Internationale Aufmerksamkeit für Megalithkultur im Emsland
Faszination Megalithkultur (Quelle: Emsland Touristik GmbH)

Internationale Aufmerksamkeit für Megalithkultur im Emsland

10. Juni 2015 0 Von Redaktion Ems-Vechte-News

„Summer Seminar 2015“ der Europäischen Kulturrouten auf Exkursion im Emsland

Meppen.
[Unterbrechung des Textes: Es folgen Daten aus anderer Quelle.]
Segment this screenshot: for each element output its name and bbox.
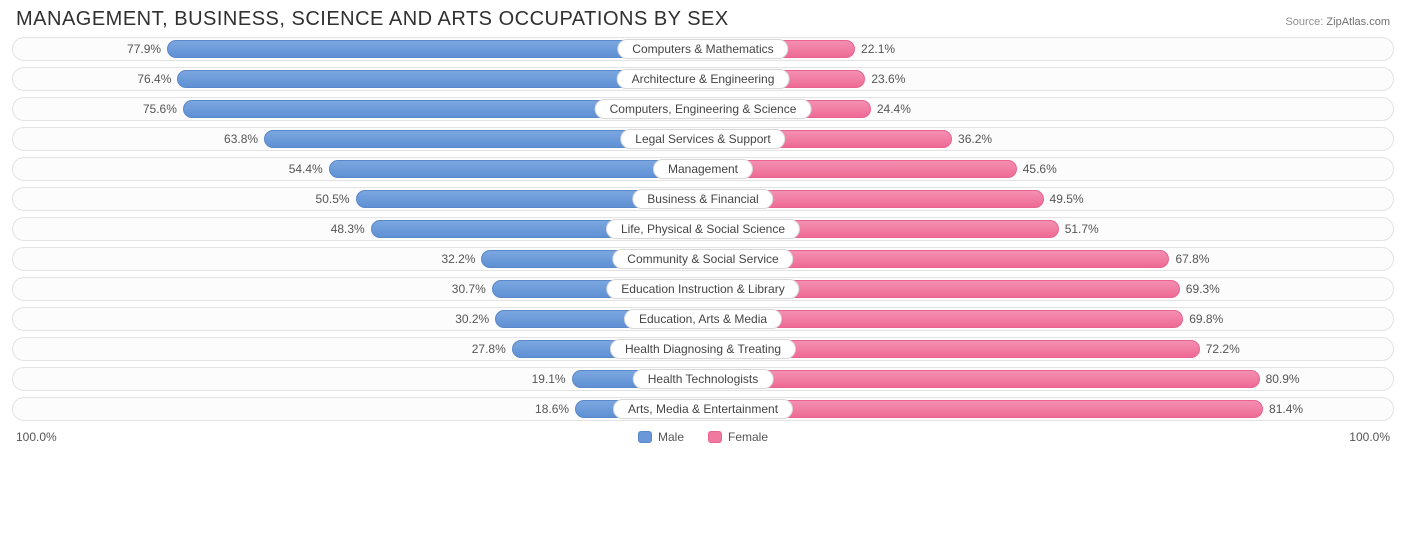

Internationale Aufmerksamkeit für die Megalithkultur im Emsland: Nach der Ernennung zum „Kulturweg des Europarats“ im Jahr 2013 besuchten jetzt die Teilnehmerinnen und Teilnehmer des „Summer Seminar 2015“ der Europäischen Kulturrouten auf Einladung des internationalen Vereins Megalithic Routes die nordwestdeutsche „Straße der Megalithkultur“.

Faszination Megalithkultur (Quelle: Emsland Touristik GmbH)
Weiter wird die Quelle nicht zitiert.